Bina Desa

Ruang Demokrasi Bagi Perempuan di Desa Masih Terancam

Narasumber Diskusi Publik Suara dari Desa dari kiri (Aji Panjalu (JKPP), Dede Kusmayati (Ketua Sauyunan Hayeuk Dayeuh), Saipudin (Kepala Desa Mulyosari), dan Moderator John Pluto SInulingga) (Foto: Affan Firmansyah/Bina Desa)

JAKARTA, BINADESA.ORG ­- Praktik penerapan demokratisasi dalam Undang-undang Desa (UU Desa) di berbagai daerah masih menjadi polemik. Dede Kusumayati bercerita kondisi demokrasi yang sebelah mata.
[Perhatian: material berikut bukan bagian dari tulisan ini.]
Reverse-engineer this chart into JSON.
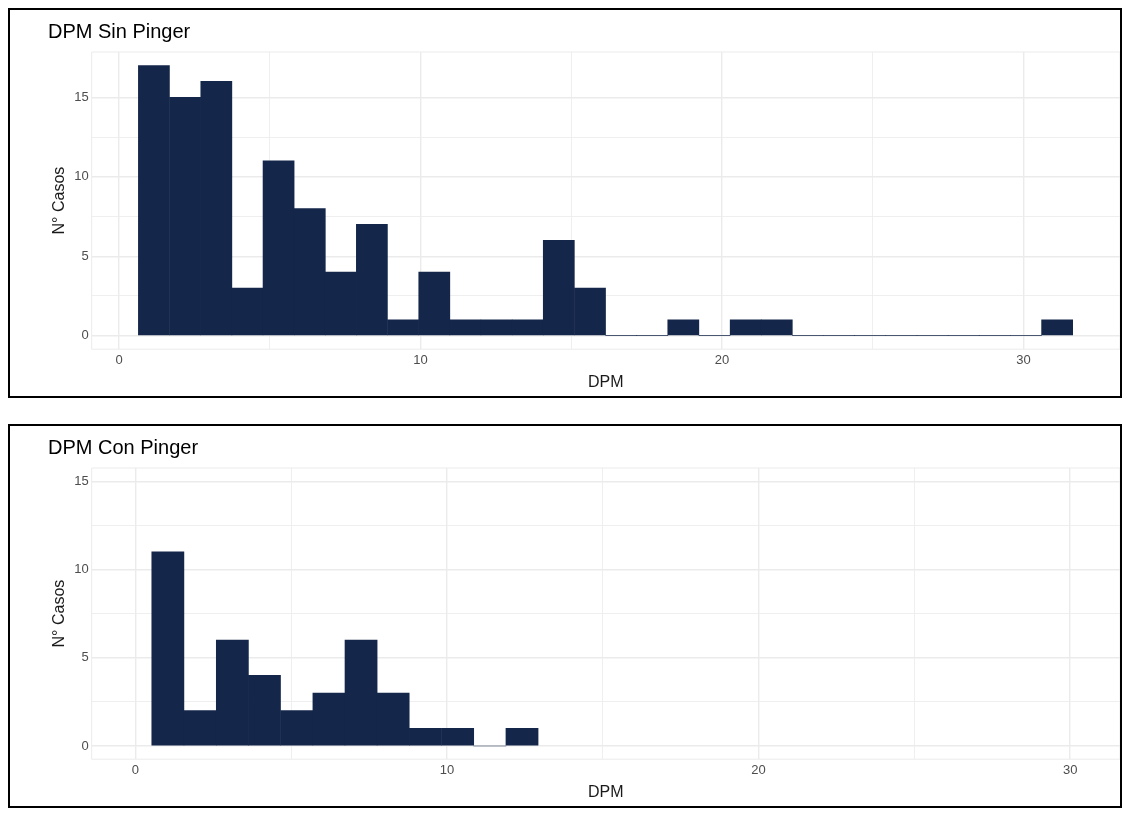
{
  "chart_data": [
    {
      "type": "histogram",
      "title": "DPM Sin Pinger",
      "xlabel": "DPM",
      "ylabel": "N° Casos",
      "color": "#14264a",
      "grid": true,
      "bins": [
        0.64,
        1.67,
        2.71,
        3.74,
        4.77,
        5.81,
        6.84,
        7.87,
        8.9,
        9.94,
        10.97,
        12.0,
        13.04,
        14.07,
        15.1,
        16.14,
        17.17,
        18.2,
        19.23,
        20.27,
        21.3,
        22.33,
        23.37,
        24.4,
        25.43,
        26.47,
        27.5,
        28.53,
        29.56,
        30.6,
        31.63
      ],
      "values": [
        17,
        15,
        16,
        3,
        11,
        8,
        4,
        7,
        1,
        4,
        1,
        1,
        1,
        6,
        3,
        0,
        0,
        1,
        0,
        1,
        1,
        0,
        0,
        0,
        0,
        0,
        0,
        0,
        0,
        1
      ],
      "xlim": [
        -0.91,
        33.2
      ],
      "ylim": [
        -0.85,
        17.85
      ],
      "xticks": [
        0,
        {
          "value": 5,
          "label": null
        },
        10,
        {
          "value": 15,
          "label": null
        },
        20,
        {
          "value": 25,
          "label": null
        },
        30
      ],
      "yticks": [
        0,
        {
          "value": 2.5,
          "label": null
        },
        5,
        {
          "value": 7.5,
          "label": null
        },
        10,
        {
          "value": 12.5,
          "label": null
        },
        15
      ]
    },
    {
      "type": "histogram",
      "title": "DPM Con Pinger",
      "xlabel": "DPM",
      "ylabel": "N° Casos",
      "color": "#14264a",
      "grid": true,
      "bins": [
        0.53,
        1.56,
        2.6,
        3.63,
        4.66,
        5.7,
        6.73,
        7.76,
        8.79,
        9.83,
        10.86,
        11.89,
        12.93
      ],
      "values": [
        11,
        2,
        6,
        4,
        2,
        3,
        6,
        3,
        1,
        1,
        0,
        1
      ],
      "xlim": [
        -1.4,
        31.6
      ],
      "ylim": [
        -0.75,
        15.75
      ],
      "xticks": [
        0,
        {
          "value": 5,
          "label": null
        },
        10,
        {
          "value": 15,
          "label": null
        },
        20,
        {
          "value": 25,
          "label": null
        },
        30
      ],
      "yticks": [
        0,
        {
          "value": 2.5,
          "label": null
        },
        5,
        {
          "value": 7.5,
          "label": null
        },
        10,
        {
          "value": 12.5,
          "label": null
        },
        15
      ]
    }
  ]
}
Perempuan masih belum dilibatkan secara aktif dalam forum musyawarah membangun desa di Sukabumi, penuturannya dalam Diskusi Publik Suara dari Desa di Jakarta, Kamis, 29 Maret 2018 lalu.

Dede salah satu penggiat Sauyunan Hayeuk Dayeuh di Sukabumi bercerita proses demokrasi di desa. UU Desa yang telah berdiri sejak tiga tahun belum sepenuhnya memihak kepada masyarakat kecil.  Penerapan program UU Desa masih belum mewakili seluruh lapisan masyarakat, terutama terhadap kelompok perempuan.

Ia menambahkan dalam forum-forum desa seperti Musyawarah Dusun (Musdus), Musyawarah Desa (Musdes), dan Musyawarah Perencanaan dan Pembangunan Desa (Musrembagdes) masih belum banyak melibatkan masyarakat kecil khususnya perempuan. “Dari tahun 2014-2015 kami tidak pernah diundang sama sekali, kemudian pada tahun 2016 kami bersikeras untuk ikut musyawarah sebagai kelompok perempuan. Akhirnya kami diundang, tapi suara kami belum didengar sama sekali,” ungkap Ketua Sauyunan Hayeuk Dayeuh.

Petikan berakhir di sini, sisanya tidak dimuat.